The Court finds these reasons to be specific and legitimate.

Although plaintiff contends that the ALJ should have contacted Dr. Jacques to further develop the record, the Court finds that remand is not required. The ALJ has an independent duty to fully and fairly develop the record and to assure that the claimant's interests are considered, even when the claimant is represented. Tonapetyan v. Halter, 242 F.3d 1144, 1150 (9th Cir. 2001); Crane v. Shalala, 76 F.3d 251, 255 (9th Cir. 1996) (citing Brown v. Heckler, 713 F.2d 441, 443 (9th Cir. 1983)). However, "[a]n ALJ's duty to develop the record further is triggered only when there is ambiguous evidence or when the record is inadequate to allow for proper evaluation of the evidence." Mayes v. Massanari, 276 F.3d 453, 459-60 (9th Cir. 2001) (citing Tonapetyan, 242 F.3d at 1150).
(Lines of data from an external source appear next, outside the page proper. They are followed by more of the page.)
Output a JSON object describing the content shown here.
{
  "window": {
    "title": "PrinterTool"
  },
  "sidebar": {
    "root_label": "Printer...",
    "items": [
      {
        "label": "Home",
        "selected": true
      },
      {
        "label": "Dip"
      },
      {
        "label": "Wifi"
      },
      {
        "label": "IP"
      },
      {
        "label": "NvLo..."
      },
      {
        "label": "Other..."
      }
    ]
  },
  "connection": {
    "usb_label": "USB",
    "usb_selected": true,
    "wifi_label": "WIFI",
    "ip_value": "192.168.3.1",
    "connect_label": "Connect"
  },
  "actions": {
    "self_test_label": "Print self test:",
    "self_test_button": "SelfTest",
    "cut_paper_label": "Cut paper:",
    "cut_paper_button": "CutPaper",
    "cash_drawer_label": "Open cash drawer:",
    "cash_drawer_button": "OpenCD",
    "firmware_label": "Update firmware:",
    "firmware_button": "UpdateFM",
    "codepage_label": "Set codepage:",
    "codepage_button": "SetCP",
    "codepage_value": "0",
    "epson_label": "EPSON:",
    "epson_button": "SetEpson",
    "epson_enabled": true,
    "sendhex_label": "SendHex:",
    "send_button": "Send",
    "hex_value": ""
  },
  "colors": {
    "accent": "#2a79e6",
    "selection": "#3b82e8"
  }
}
Here, there was no ambiguity in the record, Dr. Jacques's treatment notes, the record as a whole, and the objective evidence simply did not support Dr. Jacques's opinion regarding plaintiff's limitations.

Moreover, even if a duty to develop the record otherwise arose, "[t]he ALJ may discharge [such duty] in several ways, including: subpoenaing the claimant's physicians, submitting questions to the claimant's physicians, continuing the hearing, or keeping the record open after the hearing to allow supplementation of the record." Tonapetyan, 242 F.3d at 1150; see also Smolen v. Chater, 80 F.3d at 1288. Alternatively, the ALJ may request that the claimant undergo a consultative examination. 20 C.F.R. §§ 404.1512(e), 416.912(e). Here, plaintiff underwent a consultative examination. That examination supported the ALJ's rejection of Dr. Jacques's limitations.

Therefore, remand is not required with respect to this issue.

2. Plaintiff's RFC and non-exertional limitations.

The remaining two contentions both are dependent on the adoption of Dr. Jacques's limitations. Because the Court finds no error in the ALJ's rejection of those limitations, remand also is not required with respect to Issues Two and Three.


For the foregoing reasons, the judgment of the Commissioner is affirmed. IT IS SO ORDERED.